Overseas contingency operations

25 March 2009, 2009 EDT

Two months ago — before the Inaugural — I blogged “The ‘war on terror’ is over.” At that time, the British Foreign Secretary said that the UK no longer used the phrase.

Now, apparently, the US will stop using the phrase as well:

The Obama administration appears to be backing away from the phrase “global war on terror,” a signature rhetorical legacy of its predecessor.

In a memo e-mailed this week to Pentagon staff members, the Defense Department’s office of security review noted that “this administration prefers to avoid using the term ‘Long War’ or ‘Global War on Terror’ [GWOT.] Please use ‘Overseas Contingency Operation.’ ”

The Washington Post story quotes some government officials who seem to be less-than-certain that this shift in rhetoric has occurred.

On February 16, a report issued by the International Commission of Jurists recommended that the US and other states back off of their war on terror.

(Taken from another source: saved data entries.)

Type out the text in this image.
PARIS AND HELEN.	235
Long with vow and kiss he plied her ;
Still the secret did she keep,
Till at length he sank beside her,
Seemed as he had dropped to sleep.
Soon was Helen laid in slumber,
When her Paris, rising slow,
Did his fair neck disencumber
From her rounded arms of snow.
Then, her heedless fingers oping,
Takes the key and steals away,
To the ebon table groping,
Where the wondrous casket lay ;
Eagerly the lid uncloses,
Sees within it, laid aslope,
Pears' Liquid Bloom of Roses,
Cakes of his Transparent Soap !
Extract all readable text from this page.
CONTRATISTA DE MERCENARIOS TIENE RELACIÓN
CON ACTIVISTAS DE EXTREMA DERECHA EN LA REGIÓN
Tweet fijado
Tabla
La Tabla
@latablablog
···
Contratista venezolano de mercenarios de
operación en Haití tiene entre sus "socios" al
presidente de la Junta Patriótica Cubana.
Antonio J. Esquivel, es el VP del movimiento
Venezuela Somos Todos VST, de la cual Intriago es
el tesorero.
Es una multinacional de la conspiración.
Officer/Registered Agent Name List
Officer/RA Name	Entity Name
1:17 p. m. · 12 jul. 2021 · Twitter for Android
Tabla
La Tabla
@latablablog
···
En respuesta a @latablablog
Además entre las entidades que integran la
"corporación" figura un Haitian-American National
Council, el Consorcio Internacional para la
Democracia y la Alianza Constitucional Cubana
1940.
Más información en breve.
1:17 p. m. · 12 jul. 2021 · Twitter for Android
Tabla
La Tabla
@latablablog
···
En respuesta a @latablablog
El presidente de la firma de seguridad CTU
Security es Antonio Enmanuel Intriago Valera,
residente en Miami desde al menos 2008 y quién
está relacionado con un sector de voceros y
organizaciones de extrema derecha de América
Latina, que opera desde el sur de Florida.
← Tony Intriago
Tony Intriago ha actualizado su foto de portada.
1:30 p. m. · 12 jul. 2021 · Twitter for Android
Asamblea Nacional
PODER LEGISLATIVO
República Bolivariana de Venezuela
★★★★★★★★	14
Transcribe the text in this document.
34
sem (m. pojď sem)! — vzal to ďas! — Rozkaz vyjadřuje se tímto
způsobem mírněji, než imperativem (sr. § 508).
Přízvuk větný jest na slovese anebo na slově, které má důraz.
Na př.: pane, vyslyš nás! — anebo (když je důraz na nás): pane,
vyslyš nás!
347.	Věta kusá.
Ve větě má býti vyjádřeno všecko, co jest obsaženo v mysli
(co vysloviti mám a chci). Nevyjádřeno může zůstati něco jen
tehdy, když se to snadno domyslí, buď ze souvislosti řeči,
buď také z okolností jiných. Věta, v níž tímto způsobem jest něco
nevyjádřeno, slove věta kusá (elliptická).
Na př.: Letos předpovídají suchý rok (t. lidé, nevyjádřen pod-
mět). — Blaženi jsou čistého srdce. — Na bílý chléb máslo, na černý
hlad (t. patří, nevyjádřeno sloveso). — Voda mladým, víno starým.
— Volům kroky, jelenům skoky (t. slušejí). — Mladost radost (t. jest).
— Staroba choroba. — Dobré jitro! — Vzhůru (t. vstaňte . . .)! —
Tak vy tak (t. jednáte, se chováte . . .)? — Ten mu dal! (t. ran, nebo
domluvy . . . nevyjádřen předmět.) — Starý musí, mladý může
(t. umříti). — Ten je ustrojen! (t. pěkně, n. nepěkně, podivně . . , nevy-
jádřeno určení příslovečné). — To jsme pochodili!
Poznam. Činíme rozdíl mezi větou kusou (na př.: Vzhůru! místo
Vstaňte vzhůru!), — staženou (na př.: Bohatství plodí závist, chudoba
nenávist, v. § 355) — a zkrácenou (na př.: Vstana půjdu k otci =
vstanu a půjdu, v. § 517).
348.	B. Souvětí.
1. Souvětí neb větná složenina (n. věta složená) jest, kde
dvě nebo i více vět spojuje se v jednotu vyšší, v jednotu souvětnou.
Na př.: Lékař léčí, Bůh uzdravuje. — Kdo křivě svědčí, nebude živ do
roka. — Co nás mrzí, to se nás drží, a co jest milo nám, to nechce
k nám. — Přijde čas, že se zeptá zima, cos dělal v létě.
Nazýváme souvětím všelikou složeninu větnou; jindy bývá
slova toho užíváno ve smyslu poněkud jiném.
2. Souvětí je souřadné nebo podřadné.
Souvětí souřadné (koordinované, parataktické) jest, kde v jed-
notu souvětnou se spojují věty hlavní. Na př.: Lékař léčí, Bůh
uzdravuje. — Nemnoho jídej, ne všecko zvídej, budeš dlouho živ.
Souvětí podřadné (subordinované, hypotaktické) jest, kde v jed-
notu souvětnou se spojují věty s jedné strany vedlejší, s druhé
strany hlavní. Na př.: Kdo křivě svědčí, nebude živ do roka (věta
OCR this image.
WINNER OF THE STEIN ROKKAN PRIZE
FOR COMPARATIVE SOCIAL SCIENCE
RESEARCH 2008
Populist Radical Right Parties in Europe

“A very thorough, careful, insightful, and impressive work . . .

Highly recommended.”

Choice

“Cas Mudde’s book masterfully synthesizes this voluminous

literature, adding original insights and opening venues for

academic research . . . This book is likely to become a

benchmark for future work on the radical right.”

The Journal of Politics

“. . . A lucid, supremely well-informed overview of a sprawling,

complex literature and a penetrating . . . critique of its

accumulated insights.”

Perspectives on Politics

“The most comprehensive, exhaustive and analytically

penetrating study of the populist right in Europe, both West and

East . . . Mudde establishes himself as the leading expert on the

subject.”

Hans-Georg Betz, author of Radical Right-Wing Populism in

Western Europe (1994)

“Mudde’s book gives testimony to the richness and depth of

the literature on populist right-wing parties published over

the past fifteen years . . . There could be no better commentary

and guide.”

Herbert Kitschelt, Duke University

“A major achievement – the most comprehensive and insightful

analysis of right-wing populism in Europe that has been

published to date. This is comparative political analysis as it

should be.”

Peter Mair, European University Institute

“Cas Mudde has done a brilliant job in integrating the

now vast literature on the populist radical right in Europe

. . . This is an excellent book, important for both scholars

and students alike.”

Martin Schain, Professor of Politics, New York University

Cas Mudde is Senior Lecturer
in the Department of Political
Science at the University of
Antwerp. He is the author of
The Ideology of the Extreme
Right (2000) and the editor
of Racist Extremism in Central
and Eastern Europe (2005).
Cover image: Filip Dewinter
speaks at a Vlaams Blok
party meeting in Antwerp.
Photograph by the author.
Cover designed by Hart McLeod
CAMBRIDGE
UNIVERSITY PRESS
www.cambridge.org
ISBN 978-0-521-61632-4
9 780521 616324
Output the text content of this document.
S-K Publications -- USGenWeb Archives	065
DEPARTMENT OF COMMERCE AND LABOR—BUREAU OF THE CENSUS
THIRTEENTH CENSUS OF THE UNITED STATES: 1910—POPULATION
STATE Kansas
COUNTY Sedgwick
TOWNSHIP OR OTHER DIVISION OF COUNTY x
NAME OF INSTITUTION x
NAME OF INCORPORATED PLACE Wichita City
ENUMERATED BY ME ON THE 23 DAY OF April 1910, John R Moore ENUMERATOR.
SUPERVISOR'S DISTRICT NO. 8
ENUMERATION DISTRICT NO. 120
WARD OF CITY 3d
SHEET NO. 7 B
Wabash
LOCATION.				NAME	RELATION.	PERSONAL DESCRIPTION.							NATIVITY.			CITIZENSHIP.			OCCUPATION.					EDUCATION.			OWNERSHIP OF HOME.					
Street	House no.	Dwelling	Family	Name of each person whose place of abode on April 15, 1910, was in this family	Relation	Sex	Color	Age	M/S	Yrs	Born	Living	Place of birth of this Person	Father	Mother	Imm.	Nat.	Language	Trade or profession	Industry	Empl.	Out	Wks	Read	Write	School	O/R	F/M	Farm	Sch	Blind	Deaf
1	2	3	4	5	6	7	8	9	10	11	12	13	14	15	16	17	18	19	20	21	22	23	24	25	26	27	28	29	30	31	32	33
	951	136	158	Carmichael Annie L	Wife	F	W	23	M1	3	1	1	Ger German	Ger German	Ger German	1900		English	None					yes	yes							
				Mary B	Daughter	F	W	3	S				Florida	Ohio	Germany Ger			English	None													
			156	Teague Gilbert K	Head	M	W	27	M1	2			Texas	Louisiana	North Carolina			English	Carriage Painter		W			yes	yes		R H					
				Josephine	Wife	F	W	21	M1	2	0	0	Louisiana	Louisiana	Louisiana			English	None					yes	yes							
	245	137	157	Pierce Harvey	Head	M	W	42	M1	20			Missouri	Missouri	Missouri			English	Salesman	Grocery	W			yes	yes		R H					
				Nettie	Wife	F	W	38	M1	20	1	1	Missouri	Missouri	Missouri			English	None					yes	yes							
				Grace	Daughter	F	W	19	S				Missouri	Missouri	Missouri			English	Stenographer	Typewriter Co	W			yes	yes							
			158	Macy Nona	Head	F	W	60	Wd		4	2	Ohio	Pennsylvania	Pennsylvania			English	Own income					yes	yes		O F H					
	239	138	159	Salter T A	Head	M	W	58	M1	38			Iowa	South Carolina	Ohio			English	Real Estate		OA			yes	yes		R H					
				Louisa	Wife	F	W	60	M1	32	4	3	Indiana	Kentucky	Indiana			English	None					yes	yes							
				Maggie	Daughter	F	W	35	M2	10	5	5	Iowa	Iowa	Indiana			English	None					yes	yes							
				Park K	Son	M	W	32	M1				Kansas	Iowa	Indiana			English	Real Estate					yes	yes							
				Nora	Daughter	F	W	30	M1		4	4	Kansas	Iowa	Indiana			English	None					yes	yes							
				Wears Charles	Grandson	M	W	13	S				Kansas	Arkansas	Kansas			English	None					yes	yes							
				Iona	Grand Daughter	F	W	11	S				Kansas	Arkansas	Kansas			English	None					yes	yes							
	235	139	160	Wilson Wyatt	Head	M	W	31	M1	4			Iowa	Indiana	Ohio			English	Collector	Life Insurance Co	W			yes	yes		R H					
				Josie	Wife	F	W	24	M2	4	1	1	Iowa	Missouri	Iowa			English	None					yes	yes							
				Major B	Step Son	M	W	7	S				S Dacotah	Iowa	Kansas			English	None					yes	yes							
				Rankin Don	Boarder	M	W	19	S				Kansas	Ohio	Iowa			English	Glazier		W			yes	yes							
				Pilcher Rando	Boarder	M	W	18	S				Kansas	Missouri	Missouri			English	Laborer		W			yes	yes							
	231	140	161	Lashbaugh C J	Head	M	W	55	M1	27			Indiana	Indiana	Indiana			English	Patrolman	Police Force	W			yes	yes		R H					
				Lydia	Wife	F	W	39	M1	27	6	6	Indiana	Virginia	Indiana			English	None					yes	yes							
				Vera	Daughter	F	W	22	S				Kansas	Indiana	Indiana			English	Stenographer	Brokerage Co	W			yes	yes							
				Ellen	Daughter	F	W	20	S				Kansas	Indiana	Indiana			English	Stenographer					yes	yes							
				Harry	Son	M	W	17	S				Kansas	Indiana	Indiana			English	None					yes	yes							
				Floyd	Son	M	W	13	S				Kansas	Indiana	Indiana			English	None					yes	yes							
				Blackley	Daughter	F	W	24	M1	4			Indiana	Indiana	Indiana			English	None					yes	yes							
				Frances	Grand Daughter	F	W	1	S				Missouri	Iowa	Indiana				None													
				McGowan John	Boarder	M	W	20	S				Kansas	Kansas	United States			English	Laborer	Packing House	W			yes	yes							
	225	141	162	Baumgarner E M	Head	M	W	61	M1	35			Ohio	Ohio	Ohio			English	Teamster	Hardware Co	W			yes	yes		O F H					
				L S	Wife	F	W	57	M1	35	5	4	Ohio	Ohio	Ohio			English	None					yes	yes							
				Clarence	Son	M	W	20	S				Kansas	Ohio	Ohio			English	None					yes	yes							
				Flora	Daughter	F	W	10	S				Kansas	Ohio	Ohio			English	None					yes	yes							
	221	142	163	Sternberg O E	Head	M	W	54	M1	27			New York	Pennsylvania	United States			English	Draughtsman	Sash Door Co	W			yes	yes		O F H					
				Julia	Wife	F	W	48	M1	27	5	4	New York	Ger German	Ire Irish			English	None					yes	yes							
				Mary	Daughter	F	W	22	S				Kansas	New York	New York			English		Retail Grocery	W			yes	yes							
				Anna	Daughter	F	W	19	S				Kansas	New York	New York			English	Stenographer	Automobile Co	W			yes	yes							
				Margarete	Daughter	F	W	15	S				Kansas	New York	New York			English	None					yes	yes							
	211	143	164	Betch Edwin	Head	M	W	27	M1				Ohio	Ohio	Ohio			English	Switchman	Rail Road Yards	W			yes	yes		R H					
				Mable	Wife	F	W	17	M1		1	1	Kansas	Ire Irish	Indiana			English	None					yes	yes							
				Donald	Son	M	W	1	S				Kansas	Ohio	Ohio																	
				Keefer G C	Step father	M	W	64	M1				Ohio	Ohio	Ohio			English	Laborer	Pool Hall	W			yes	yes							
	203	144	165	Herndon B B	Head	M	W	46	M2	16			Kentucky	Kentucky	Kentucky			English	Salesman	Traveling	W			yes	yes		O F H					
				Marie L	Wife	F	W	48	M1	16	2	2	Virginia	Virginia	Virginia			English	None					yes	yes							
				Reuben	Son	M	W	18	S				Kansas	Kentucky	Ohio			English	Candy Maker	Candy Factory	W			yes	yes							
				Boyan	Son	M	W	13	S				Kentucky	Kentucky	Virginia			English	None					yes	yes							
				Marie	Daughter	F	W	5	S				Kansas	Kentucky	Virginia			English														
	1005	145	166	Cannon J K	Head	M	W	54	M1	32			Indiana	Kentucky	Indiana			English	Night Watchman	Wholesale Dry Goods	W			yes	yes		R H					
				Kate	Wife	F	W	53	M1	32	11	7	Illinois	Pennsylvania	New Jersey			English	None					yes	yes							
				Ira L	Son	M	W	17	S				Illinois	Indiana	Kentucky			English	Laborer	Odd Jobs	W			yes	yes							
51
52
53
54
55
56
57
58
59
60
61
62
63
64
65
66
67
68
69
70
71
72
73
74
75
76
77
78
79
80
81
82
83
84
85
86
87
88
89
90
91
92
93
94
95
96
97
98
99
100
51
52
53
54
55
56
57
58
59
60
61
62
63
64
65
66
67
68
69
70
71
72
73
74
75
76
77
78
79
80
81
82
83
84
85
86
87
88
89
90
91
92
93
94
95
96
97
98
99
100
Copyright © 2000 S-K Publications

This is from their press release:

The Eminent Jurists Panel on Terrorism, Counter-Terrorism and Human Rights, established by the International Commission of Jurists (ICJ), has based its report “Assessing Damage, Urging Action” on sixteen hearings covering more than forty countries in all regions of the world.

“In the course of this inquiry, we have been shocked by the extent of the damage done over the past seven years by excessive or abusive counter-terrorism measures in a wide range of countries around the world. Many governments, ignoring the lessons of history, have allowed themselves to be rushed into hasty responses to terrorism that have undermined cherished values and violated human rights. The result is a serious threat to the integrity of the international human rights legal framework,” said Justice Arthur Chaskalson, the Chair of the Panel, former Chief Justice of South Africa and first President of the South African Constitutional Court…

The report calls for the rejection of the “war on terror” paradigm and for a full repudiation of the policies grounded in it. It emphasises that criminal justice systems, not secret intelligence, should be at the heart of the legal response to terrorism.

Plenty of domestic critics have critized the framework as well:

“Declaring war on a method of violence was like declaring war on amphibious warfare,” said Jeffrey Record, a strategy expert at the US military’s Air War College in Alabama.

“Also, it suggested that there was a military solution, and that we were at war with all practitioners of terrorism, whether they threatened American interests or not. ‘War’ is very much overused here in the United States – on crime, drugs, poverty. Everything has to be a war. We would have been much smarter to approach terrorism as the Europeans do, as a criminal activity.”

Anyone interested in Dan’s work on empire would also want to note that the “war on terror” framing made it easier for America’s disparate foes to work together. From the Post story quoted up-top:

John A. Nagl, the former Army officer who helped write the military’s latest counterinsurgency field manual, said the phrase “was enormously unfortunate because I think it pulled together disparate organizations and insurgencies.”

“Our strategy should be to divide and conquer rather than make of enemies more than they are,” said Nagl, now president of the Center for a New American Security, a defense policy think tank in Washington. “We are facing a number of different insurgencies around the globe — some have local causes, some of them are transnational. Viewing them all through one lens distorts the picture and magnifies the enemy.”

Search the Duck archives, and you’ll find ZERO uses of the phrase in the title of this post. I wonder how much that will change in the next four years?